As molduras não servem para viagens
Curiosamente, quando viajo e adquiro quadros ou telas comigo, sempre os trago sem molduras. Elas pesam, são rígidas, ocupam espaço, dificultam o movimento. Prefiro levá-las nuas e escolher com calma, em casa, o contorno certo para as pinturas.
De certo modo, faço o mesmo com a vida, que sempre pede flexibilidade e leveza. Escolher bem o que carregamos faz diferença, bem como saber abrir mão do que já não se encaixa também. Assim como na vida, nossa mala também precisa ser leve, do contrário, dificultará nossa caminhada.
Carregamos muitas molduras ao longo do caminho: títulos, papéis, expectativas alheias, identidades que nem sempre nos cabem. Com o tempo, aprendemos a deixar algumas para trás. Nossa “mala emocional” precisa ser prática, de fácil transporte para ser levada para onde o próximo destino nos chamar.
O quadro permanece
Importante é salientar que as molduras da vida, sejam elas relacionamentos, rótulos, lugares ou estilos de vida, não definem o conteúdo da nossa alma. Elas apenas ressaltam ou atenuam aspectos que, com o tempo, aprendemos a valorizar ou deixar em segundo plano. O quadro somos nós. A moldura, apenas uma fase.

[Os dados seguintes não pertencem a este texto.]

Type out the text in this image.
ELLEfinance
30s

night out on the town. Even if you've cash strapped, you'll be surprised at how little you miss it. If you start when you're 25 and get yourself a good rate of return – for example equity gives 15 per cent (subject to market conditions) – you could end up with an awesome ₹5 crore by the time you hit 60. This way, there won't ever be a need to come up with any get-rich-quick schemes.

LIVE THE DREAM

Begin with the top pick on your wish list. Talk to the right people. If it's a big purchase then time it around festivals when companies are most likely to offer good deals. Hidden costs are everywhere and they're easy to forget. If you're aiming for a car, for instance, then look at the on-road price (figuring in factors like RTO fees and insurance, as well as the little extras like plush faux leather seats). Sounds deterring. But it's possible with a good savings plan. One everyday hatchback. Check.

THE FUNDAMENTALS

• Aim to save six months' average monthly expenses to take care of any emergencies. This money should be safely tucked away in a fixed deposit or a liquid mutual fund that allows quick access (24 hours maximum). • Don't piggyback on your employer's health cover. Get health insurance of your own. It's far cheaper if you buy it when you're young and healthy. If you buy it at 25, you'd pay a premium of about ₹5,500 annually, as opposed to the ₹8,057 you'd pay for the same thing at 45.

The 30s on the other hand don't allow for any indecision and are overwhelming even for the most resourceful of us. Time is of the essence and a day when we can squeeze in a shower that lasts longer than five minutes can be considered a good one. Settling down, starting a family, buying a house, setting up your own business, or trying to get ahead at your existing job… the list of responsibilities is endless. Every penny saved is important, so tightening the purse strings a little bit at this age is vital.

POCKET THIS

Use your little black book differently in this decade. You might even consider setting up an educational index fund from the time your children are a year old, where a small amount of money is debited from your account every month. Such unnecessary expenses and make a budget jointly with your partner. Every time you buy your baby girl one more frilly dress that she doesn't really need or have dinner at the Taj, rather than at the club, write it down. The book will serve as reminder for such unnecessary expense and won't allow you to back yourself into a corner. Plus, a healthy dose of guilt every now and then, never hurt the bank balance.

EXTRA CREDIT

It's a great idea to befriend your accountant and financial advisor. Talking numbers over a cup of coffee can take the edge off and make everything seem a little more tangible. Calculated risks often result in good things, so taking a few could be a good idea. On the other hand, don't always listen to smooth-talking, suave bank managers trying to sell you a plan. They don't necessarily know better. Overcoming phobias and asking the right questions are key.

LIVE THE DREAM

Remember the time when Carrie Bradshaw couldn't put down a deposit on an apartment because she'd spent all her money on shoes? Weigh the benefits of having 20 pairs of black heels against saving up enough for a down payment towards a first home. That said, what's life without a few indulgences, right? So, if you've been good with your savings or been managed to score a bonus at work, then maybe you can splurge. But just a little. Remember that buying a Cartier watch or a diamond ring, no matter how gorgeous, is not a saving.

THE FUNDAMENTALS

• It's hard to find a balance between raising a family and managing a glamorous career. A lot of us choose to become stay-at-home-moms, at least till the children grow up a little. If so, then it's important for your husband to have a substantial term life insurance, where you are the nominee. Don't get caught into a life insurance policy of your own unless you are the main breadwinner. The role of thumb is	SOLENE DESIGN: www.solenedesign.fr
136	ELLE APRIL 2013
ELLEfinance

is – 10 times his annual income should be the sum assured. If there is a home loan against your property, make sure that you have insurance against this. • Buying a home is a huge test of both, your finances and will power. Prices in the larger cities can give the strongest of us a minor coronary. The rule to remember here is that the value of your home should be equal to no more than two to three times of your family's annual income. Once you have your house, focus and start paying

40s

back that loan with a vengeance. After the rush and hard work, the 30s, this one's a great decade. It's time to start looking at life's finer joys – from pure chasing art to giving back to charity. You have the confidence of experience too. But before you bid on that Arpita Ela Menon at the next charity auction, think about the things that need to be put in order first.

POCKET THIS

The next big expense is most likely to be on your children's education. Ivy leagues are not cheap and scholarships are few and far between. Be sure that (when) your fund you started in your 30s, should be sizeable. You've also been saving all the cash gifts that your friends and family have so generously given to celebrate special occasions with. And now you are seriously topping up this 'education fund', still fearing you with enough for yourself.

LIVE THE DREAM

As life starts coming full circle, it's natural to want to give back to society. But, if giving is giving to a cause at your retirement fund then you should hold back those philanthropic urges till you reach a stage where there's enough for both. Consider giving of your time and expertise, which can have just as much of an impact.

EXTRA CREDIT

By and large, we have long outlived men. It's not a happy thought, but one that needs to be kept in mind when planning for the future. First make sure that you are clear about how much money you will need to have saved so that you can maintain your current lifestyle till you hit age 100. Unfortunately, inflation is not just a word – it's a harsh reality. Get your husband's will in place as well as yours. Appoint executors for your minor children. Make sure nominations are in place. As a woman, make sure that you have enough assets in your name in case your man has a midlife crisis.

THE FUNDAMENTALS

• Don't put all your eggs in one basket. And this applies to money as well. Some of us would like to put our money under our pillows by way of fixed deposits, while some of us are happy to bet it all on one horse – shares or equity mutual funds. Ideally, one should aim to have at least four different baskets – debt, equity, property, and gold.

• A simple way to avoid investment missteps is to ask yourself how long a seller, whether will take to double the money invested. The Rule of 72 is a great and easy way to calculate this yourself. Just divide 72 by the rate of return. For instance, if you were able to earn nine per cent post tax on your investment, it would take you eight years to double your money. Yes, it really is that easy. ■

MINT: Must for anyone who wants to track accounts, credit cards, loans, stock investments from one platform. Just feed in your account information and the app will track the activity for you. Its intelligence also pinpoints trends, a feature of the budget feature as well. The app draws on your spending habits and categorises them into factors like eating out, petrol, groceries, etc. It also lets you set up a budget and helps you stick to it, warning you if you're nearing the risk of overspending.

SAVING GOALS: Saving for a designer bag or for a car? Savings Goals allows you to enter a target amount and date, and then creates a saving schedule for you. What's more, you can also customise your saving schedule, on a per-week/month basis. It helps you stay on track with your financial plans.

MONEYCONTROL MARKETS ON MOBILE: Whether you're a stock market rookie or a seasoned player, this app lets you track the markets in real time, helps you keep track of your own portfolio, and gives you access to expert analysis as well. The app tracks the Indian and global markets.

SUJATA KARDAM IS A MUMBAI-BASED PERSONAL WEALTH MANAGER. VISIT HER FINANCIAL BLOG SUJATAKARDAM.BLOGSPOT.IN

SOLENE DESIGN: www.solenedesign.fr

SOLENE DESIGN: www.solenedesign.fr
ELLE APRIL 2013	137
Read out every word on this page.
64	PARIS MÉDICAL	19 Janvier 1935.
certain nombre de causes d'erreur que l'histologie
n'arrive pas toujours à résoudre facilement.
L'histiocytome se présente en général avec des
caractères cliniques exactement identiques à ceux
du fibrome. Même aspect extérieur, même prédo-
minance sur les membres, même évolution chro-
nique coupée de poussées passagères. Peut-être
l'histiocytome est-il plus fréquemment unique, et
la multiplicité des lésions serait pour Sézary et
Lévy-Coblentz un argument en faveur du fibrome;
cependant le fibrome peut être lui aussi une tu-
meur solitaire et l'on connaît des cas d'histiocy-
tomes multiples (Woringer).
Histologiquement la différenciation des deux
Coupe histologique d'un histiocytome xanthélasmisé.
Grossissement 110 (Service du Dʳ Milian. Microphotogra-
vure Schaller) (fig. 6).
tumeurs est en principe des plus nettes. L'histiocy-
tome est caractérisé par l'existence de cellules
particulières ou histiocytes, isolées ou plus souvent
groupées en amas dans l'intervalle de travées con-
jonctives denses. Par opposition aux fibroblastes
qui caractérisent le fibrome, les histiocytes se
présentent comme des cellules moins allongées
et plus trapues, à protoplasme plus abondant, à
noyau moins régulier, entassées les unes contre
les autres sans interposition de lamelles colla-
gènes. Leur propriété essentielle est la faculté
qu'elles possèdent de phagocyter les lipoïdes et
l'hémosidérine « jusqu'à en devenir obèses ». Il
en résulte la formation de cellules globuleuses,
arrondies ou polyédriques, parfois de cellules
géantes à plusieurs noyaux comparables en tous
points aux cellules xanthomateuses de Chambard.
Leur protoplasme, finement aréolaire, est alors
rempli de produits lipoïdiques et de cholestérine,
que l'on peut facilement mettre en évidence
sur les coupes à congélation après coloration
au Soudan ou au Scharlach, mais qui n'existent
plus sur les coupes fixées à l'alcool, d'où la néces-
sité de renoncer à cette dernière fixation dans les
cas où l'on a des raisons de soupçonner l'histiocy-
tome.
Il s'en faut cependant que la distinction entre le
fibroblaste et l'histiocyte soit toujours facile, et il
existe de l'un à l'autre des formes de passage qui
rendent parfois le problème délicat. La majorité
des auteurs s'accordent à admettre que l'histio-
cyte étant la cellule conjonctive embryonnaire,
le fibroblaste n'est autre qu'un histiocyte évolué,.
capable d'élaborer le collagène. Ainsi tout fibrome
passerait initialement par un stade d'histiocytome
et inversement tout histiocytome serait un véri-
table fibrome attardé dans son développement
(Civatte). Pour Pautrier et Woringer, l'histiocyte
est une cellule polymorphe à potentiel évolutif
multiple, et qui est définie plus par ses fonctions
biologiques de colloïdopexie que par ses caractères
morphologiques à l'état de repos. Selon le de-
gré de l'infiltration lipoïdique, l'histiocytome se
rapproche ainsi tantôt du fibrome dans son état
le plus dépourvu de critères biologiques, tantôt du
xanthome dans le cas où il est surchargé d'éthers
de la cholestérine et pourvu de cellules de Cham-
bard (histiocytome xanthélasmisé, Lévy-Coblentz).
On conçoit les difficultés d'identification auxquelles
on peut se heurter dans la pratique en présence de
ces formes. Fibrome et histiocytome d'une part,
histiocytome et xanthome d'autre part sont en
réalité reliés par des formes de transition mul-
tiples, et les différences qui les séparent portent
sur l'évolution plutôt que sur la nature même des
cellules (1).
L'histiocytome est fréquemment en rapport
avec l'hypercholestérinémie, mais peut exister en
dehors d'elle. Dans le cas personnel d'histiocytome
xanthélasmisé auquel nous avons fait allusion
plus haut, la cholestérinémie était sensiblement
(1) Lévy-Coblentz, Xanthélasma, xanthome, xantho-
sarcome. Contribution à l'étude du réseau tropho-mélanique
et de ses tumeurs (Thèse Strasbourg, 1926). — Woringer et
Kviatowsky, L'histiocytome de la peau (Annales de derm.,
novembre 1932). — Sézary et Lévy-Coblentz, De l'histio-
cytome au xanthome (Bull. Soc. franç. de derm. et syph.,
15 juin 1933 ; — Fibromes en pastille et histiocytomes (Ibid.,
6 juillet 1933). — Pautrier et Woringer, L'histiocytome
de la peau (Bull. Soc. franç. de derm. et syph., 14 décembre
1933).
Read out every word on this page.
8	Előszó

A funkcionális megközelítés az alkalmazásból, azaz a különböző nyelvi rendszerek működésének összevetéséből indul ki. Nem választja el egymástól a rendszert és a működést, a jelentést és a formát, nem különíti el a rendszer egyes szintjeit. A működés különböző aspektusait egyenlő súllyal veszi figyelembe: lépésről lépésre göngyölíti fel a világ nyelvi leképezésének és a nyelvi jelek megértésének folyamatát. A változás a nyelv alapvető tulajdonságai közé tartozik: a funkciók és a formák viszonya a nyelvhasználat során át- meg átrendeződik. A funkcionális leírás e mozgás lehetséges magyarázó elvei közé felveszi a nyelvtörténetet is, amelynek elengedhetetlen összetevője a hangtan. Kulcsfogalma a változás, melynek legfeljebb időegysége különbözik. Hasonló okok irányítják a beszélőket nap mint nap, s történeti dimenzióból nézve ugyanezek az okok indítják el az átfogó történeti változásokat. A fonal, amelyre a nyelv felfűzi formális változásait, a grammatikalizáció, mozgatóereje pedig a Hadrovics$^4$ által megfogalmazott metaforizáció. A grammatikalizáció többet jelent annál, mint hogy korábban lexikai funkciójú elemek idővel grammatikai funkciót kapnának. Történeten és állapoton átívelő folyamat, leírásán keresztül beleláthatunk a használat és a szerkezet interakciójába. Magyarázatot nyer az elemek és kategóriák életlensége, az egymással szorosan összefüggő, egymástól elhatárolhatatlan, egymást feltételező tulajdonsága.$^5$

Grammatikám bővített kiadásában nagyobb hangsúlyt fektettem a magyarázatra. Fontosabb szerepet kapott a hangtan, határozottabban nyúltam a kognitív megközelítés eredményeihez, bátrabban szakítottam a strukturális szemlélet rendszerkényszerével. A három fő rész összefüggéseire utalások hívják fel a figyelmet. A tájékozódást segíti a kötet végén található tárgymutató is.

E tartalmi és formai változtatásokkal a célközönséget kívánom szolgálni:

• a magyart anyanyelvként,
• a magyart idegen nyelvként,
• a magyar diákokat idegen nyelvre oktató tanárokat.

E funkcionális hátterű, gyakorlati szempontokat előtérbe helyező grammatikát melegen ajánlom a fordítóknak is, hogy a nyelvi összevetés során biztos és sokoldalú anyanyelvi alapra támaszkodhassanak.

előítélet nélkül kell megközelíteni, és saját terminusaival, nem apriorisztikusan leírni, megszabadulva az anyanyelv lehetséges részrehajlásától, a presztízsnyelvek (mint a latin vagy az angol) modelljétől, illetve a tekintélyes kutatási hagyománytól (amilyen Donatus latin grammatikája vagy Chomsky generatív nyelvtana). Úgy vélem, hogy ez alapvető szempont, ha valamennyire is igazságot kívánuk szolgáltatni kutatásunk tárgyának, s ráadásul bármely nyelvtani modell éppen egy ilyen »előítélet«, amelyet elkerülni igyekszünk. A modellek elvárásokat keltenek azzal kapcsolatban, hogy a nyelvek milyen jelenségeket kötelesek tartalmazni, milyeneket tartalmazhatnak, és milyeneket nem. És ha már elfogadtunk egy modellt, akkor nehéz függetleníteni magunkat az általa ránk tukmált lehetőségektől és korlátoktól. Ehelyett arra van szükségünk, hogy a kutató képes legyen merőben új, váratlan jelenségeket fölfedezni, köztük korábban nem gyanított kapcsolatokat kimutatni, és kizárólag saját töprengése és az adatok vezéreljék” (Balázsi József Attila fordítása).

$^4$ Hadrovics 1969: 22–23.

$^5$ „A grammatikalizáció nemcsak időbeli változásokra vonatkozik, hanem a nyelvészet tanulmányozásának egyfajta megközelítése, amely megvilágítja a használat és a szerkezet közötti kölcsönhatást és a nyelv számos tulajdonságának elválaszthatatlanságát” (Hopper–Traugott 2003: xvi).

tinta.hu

Sim, convém reconhecer que as molduras ressaltam, escondem, ampliam ou limitam, mas nunca definem o valor do quadro. O conteúdo é o que realmente importa. Como acessórias que são, as molduras servem por um tempo. Outras, nunca nos caem bem e ainda há aquelas invisíveis, mas presentes — como os vínculos, as escolhas, os valores.
Como bons apreciadores da vida, talvez o que nos resta seja isso: saber quando é hora de trocar a moldura ou, simplesmente, viver sem uma. Afinal, é importante reconhecer a beleza de uma tela, mesmo quando está nua, azul, exposta ao mundo, como aquelas que vi em Santorini. A moldura é só o que o mundo vê primeiro, mas o valor mesmo, esse vem da tela, vem de nós.
E vocês, meus amores, gostaram da leitura? Agora é com vocês: das molduras que vocês já utilizaram na vida, qual a que mais combinou com vocês? (por exemplo, a de profissional, a de familiar, a de amigo de todas as horas?). Compartilhe comigo também se existe ainda alguma moldura que você gostaria de experimentar.
Fique à vontade para encaminhar essa crônica com alguém que também está repensando os contornos da própria vida.
A moldura familiar, e a que mais combina comigo, com certeza
As molduras da alma são as mais complexas toda hora estamos mudando varia muito de acordo com o estado de espírito, o momento, as pessoas que nos rodeiam em fim … tudo!